Kabarminang – Puluhan mahasiswa dari berbagai organisasi kemahasiswaan menggelar aksi demonstrasi di Kantor Gubernur Sumatera Barat (Sumbar), Kamis (25/6/2026). Aksi tersebut diwarnai pembentangan spanduk bertuliskan “Adili Mahyeldi-Vasko, #Pemprov Pakak” sebagai bentuk kritik terhadap pemerintah daerah.

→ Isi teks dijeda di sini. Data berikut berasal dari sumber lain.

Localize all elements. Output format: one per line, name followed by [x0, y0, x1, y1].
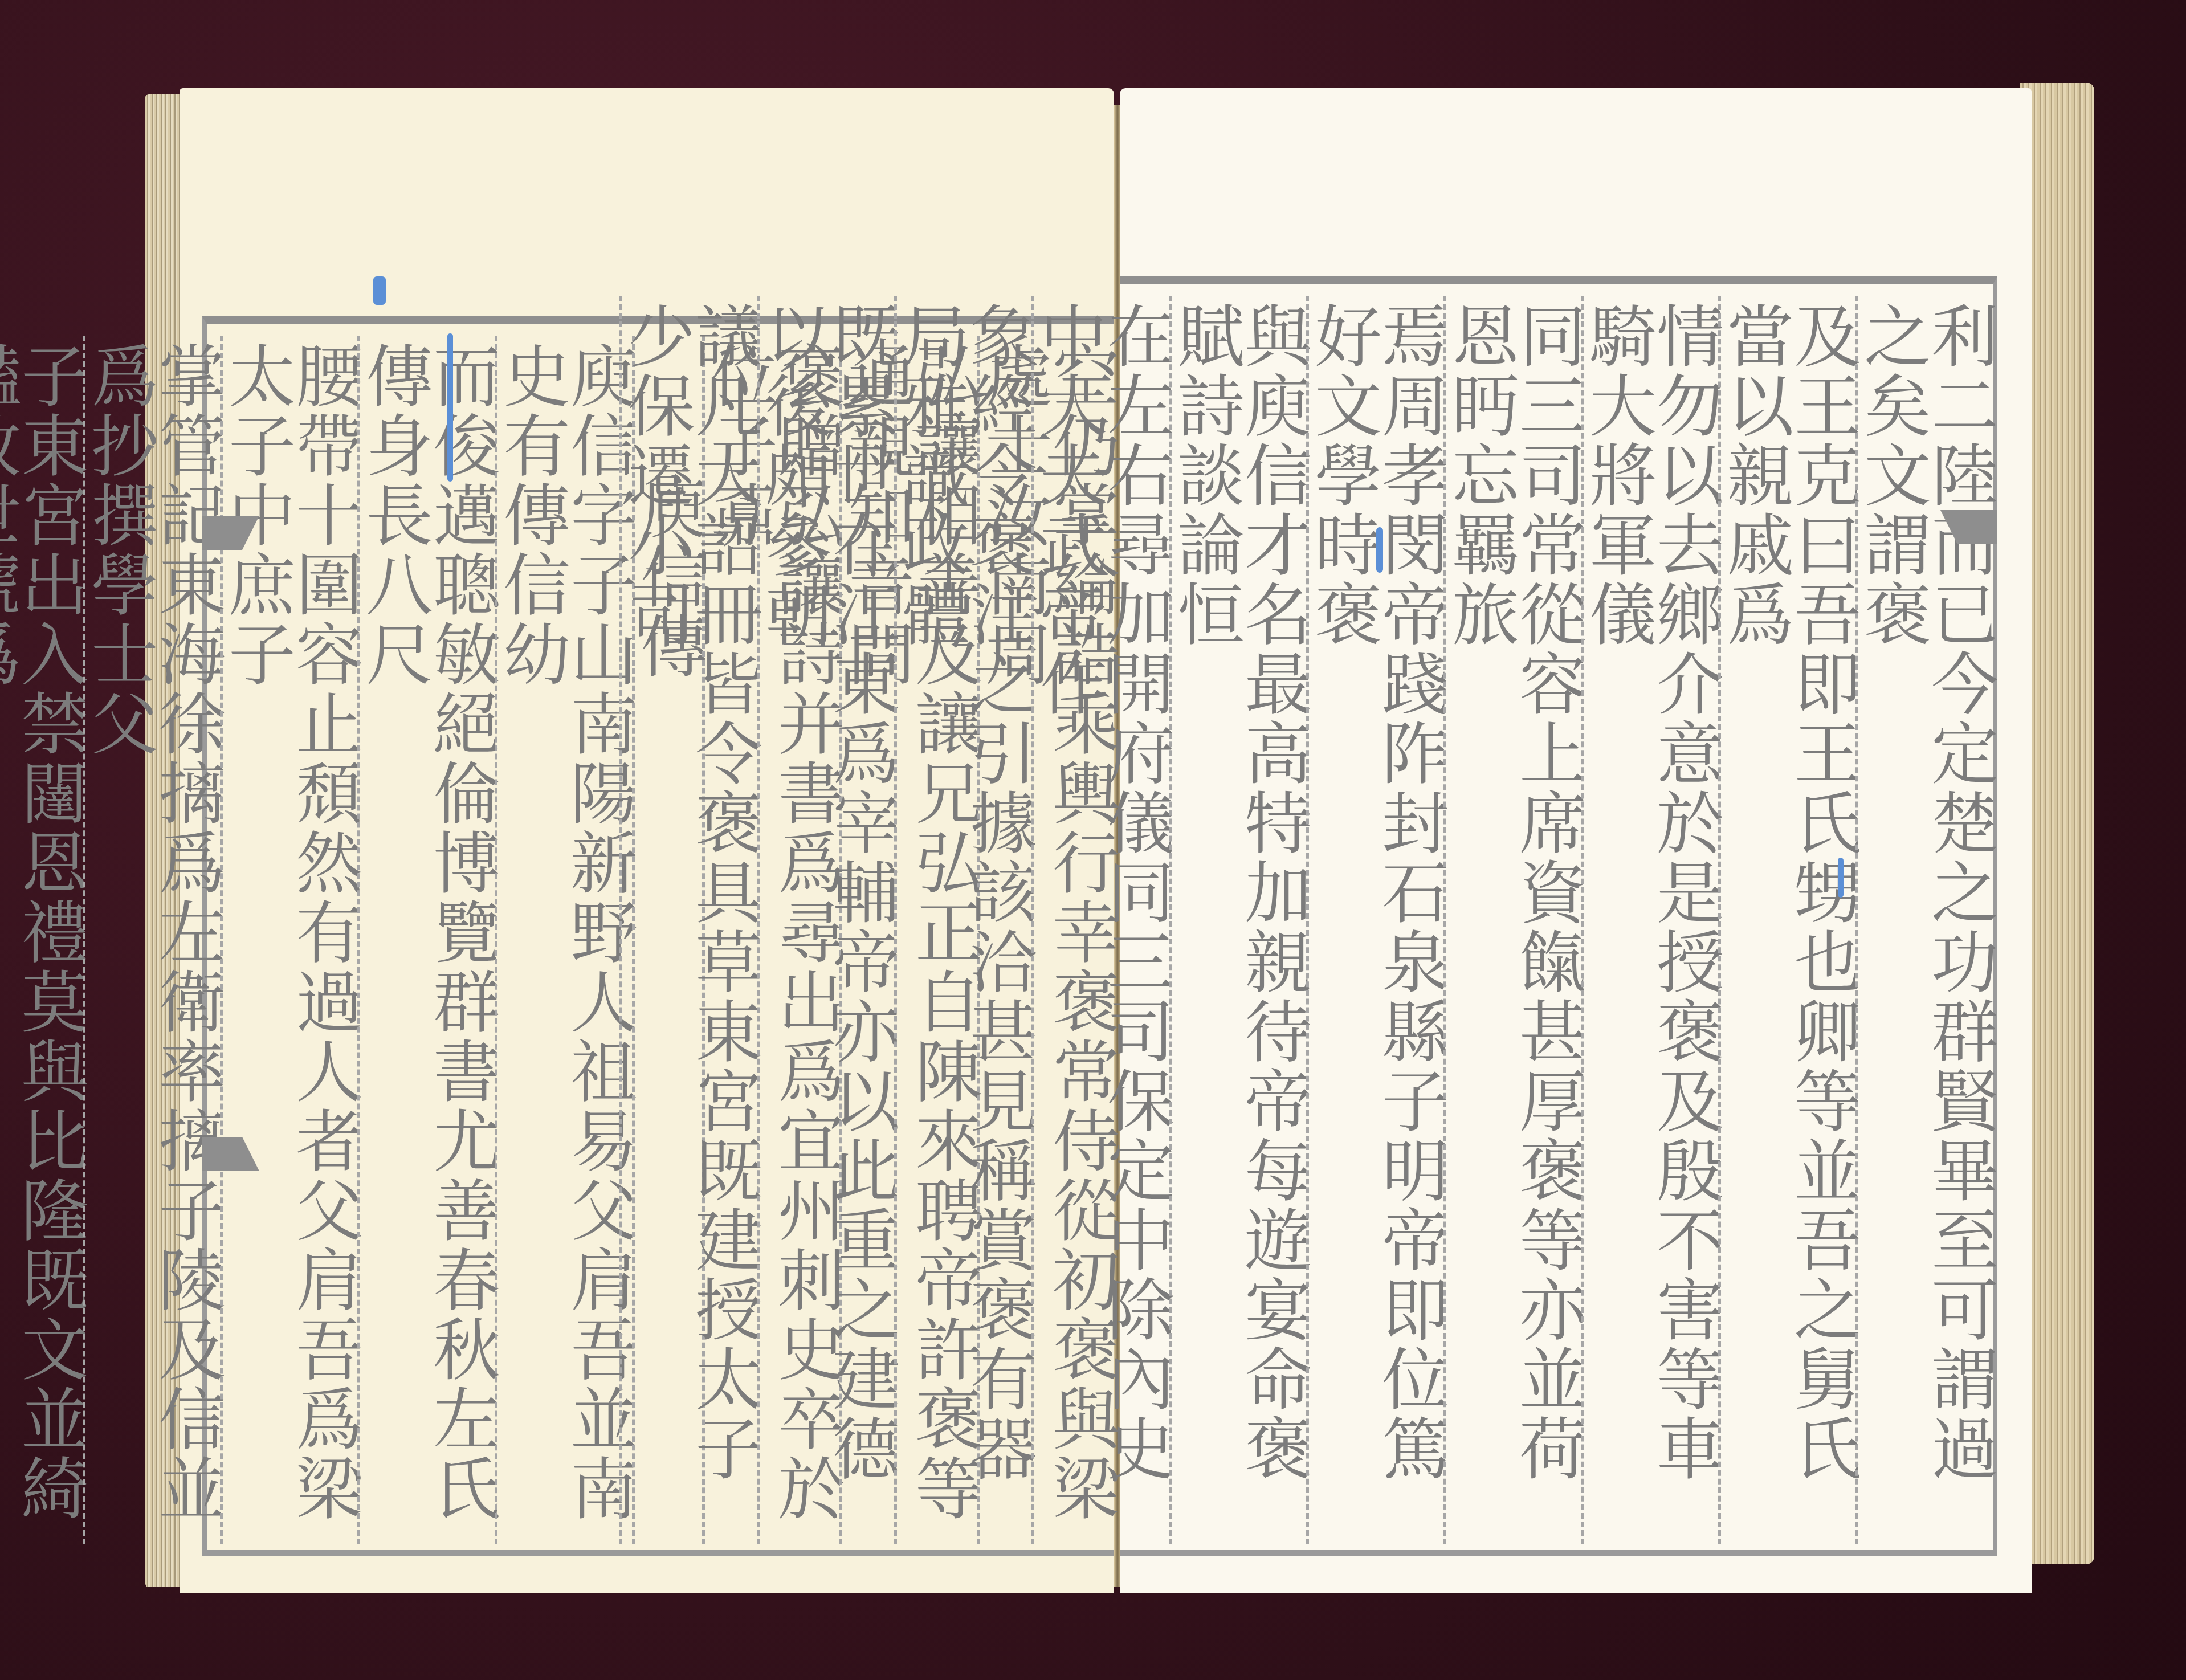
text-column: 既累世在江東爲宰輔帝亦以此重之建德以後頗參朝: [757, 296, 894, 1544]
text-column: 與庾信才名最高特加親待帝每遊宴命褒賦詩談論恒: [1169, 296, 1306, 1544]
text-column: 焉周孝閔帝踐阼封石泉縣子明帝即位篤好文學時褒: [1306, 296, 1443, 1544]
right-page-frame: 利二陸而已今定楚之功群賢畢至可謂過之矣文謂褒 及王克曰吾即王氏甥也卿等並吾之舅氏…: [1120, 276, 1997, 1556]
blue-annotation-mark: [1838, 858, 1844, 898]
text-column: 而俊邁聰敏絕倫博覽群書尤善春秋左氏傳身長八尺: [357, 336, 495, 1544]
blue-annotation-mark: [1376, 527, 1383, 573]
text-column: 及王克曰吾即王氏甥也卿等並吾之舅氏當以親戚爲: [1718, 296, 1855, 1544]
right-page: 利二陸而已今定楚之功群賢畢至可謂過之矣文謂褒 及王克曰吾即王氏甥也卿等並吾之舅氏…: [1120, 88, 2032, 1593]
text-column: 同三司常從容上席資餼甚厚褒等亦並荷恩眄忘羈旅: [1443, 296, 1581, 1544]
right-page-columns: 利二陸而已今定楚之功群賢畢至可謂過之矣文謂褒 及王克曰吾即王氏甥也卿等並吾之舅氏…: [1120, 296, 1993, 1544]
blue-annotation-mark: [447, 333, 453, 482]
text-column: 利二陸而已今定楚之功群賢畢至可謂過之矣文謂褒: [1855, 296, 1993, 1544]
text-column: 掌管記東海徐摛爲左衛率摛子陵及信並爲抄撰學士父: [83, 336, 220, 1544]
text-column: 議凡大詔冊皆令褒具草東宮既建授太子少保遷小司: [619, 296, 757, 1544]
text-column: 情勿以去鄉介意於是授褒及殷不害等車騎大將軍儀: [1581, 296, 1718, 1544]
text-column: 庾信字子山南陽新野人祖易父肩吾並南史有傳信幼: [495, 336, 632, 1544]
blue-annotation-mark: [373, 276, 386, 305]
text-column: 子東宮出入禁闥恩禮莫與比隆既文並綺豔故世號爲: [0, 336, 83, 1544]
text-column: 在左右尋加開府儀同三司保定中除內史中大夫武帝作: [1031, 296, 1169, 1544]
text-column: 象經令褒注之引據該洽甚見稱賞褒有器局雅識政體: [894, 296, 1031, 1544]
open-book: 空仍掌綸誥乘輿行幸褒常侍從初褒與梁處士汝南周 弘讓相善及讓兄弘正自陳來聘帝許褒等…: [145, 83, 2094, 1599]
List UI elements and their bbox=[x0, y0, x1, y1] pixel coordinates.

Dalam demonstrasi tersebut, mahasiswa menyuarakan sejumlah isu daerah, mulai dari penggunaan APBD, rencana relokasi anggaran untuk perbaikan rumah dinas pejabat daerah, persoalan pertambangan emas ilegal, hingga distribusi dan pengawasan BBM di Sumbar.
Spanduk dibentangkan di depan gerbang Kantor Gubernur Sumbar sebagai simbol kekecewaan mahasiswa terhadap sikap pemerintah daerah yang dinilai belum merespons berbagai aspirasi masyarakat dan mahasiswa yang telah disampaikan melalui sejumlah aksi sebelumnya.
Koordinator Daerah BEM SI Sumbar, Kahfi Harahap, mengatakan tulisan pada spanduk tersebut menjadi representasi kekecewaan mahasiswa terhadap pemerintah daerah yang dianggap kurang memperhatikan berbagai persoalan yang disuarakan publik.
Menurutnya, mahasiswa dan masyarakat telah beberapa kali menyampaikan aspirasi terkait berbagai kebijakan pemerintah daerah, namun hingga saat ini tuntutan tersebut dinilai belum memperoleh tanggapan yang memadai.
“Sudah beberapa kali masyarakat dan mahasiswa capek-capek demo terkait kebijakan Pemprov, namun tidak kunjung didengar,” ujar Kahfi di sela-sela aksi.
Ketua DPC GMNI Padang, Aldi Darya, juga menyampaikan kekecewaan atas tidak hadirnya gubernur maupun wakil gubernur untuk menemui peserta aksi. Menurutnya, hal tersebut menjadi salah satu faktor yang memicu kekecewaan massa.
Aksi demonstrasi diketahui dimulai sekitar pukul 15.30 WIB. Hingga pukul 19.26 WIB, massa masih bertahan di kawasan Kantor Gubernur Sumbar untuk menyampaikan tuntutan mereka.